第141話 124回1日目〈17〉S★1
刹那、頭が真っ白になった。
思考が止まり、自分の全てが石にでもなった気分だった。
だが……すぐに腹の底から胃が爛れるような熱い気持ちが膨れ上がった。
「それは、俺の考えが……俺の選択が……間違いだったと?」
ひどく、自分が孤独に思えた。
「それ以外、何があるんだっ!」
ヤサウェイの激昂が、脳を揺さぶる。
次の瞬間、ぶつりと……俺の中で何かが切れた。
「じゃあ、俺は! どうすればよかったって言うんだ!」
思考が脳を介さず、そのまま口から流れ出る。
しかし。
「どうすれば……よかっただって?」
流れ出た感情を――
「君はまだ、何もしていないだろうっ」
――彼は即座に否定した。
「なに?」
俺は……意味がわからなかった。
「逆に聞こう。
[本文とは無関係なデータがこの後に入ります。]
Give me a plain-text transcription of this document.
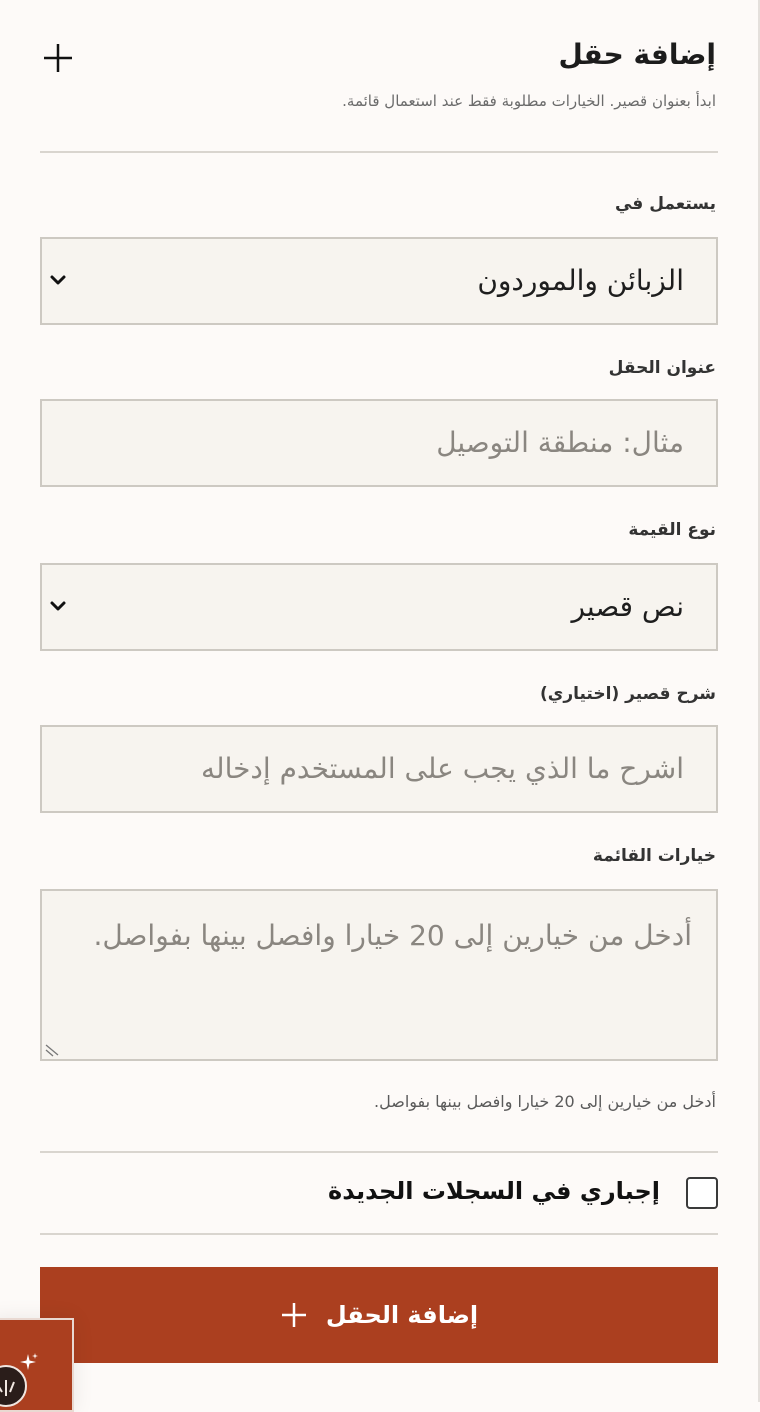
إضافة حقل
ابدأ بعنوان قصير. الخيارات مطلوبة فقط عند استعمال قائمة.
يستعمل في
الزبائن والموردون
عنوان الحقل
مثال: منطقة التوصيل
نوع القيمة
نص قصير
شرح قصير (اختياري)
اشرح ما الذي يجب على المستخدم إدخاله
خيارات القائمة
أدخل من خيارين إلى 20 خيارا وافصل بينها بفواصل.
أدخل من خيارين إلى 20 خيارا وافصل بينها بفواصل.
إجباري في السجلات الجديدة
إضافة الحقل
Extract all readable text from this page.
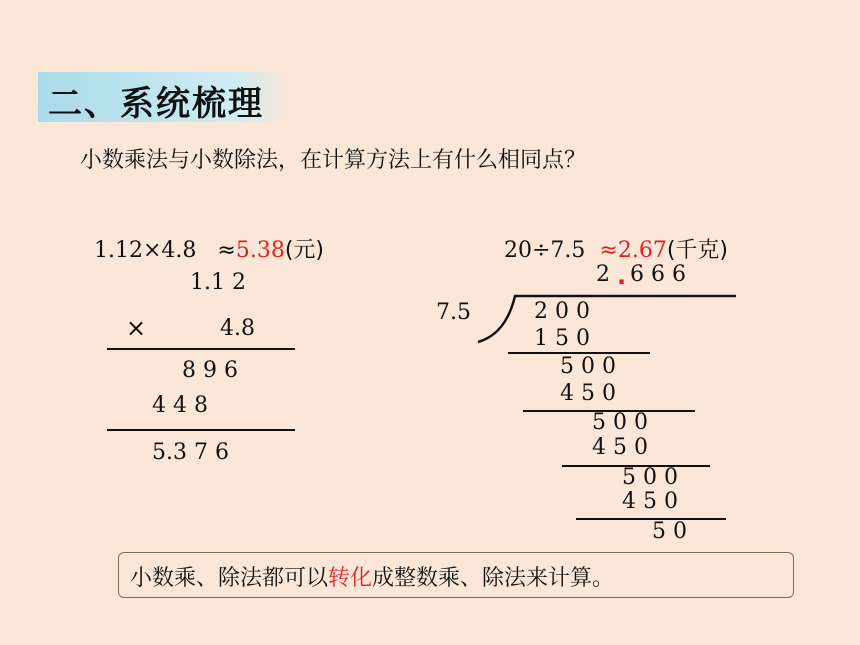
二、系统梳理
小数乘法与小数除法，在计算方法上有什么相同点？

1.12×4.8 ≈5.38(元)	20÷7.5 ≈2.67(千克)

1.1 2
×	4.8
8 9 6
4 4 8
5.3 7 6
2 . 6 6 6
7.5	2 0 0
1 5 0
5 0 0
4 5 0
5 0 0
4 5 0
5 0 0
4 5 0
5 0
小数乘、除法都可以转化成整数乘、除法来计算。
君が、一体これまで何をした?」
ヤサウェイが何を言っているのか、意味がわからなかった。
「……何を、言ってる」
「僕は、君が一体これまで何をしてきたのとかと訊いている!」
それは、彼と別れてからの……俺の全てへの否定だった。
「お前は俺を……そこまで、否定するのか?」
声を口に出しながら、舌の感覚がなくなってきていた。
「俺は……俺はここまで来ただろうっ! ヒサカを救う為に! ヒサカとの約束と、お前との誓いを果たすために――俺は、サクラを連れてここまで来たんだっ!」
「ここまで来た? サクラを連れて?」
直後、ギリッと歯を潰すような音を、ヤサウェイは噛み鳴らした。
「違うっ! 君は、ただ諦めただけだ!」
「そんな……そんなはずがあるかっ!」
「いや、そうだ! 君は諦めた! 君はヒサカを救う為に、サクラの命を諦めた! なのにっ、サクラを連れてきただと? サクラがここにいるのは彼女が自分で決めたからだ! 彼女がなしたことだ! それをっ、君がうぬぼれるな!」
「なっ――お、俺はっ――」
彼の言葉は、ずぐりと俺の肺腑に突き刺さっていった。
心の奥底をも貫き、血も、肉も、精神も……何もかもをえぐられる思いだった。
返す言葉が、何もなかった。
けれど――
「だったら……お前はどうなんだ……」
――返す言葉のない俺は、気付けば口に出していた。
「お前はこんな場所で! ヤシャルリアの元で、そんな鎧を着て――何をしていた! あいつは、仲間の仇だろうっ!」
ヤサウェイを、責めるような言葉を……。
しかし、彼は動じない。
むしろ、それを聞かれることを待ち望んでいたかのように、堂々と語り始めた。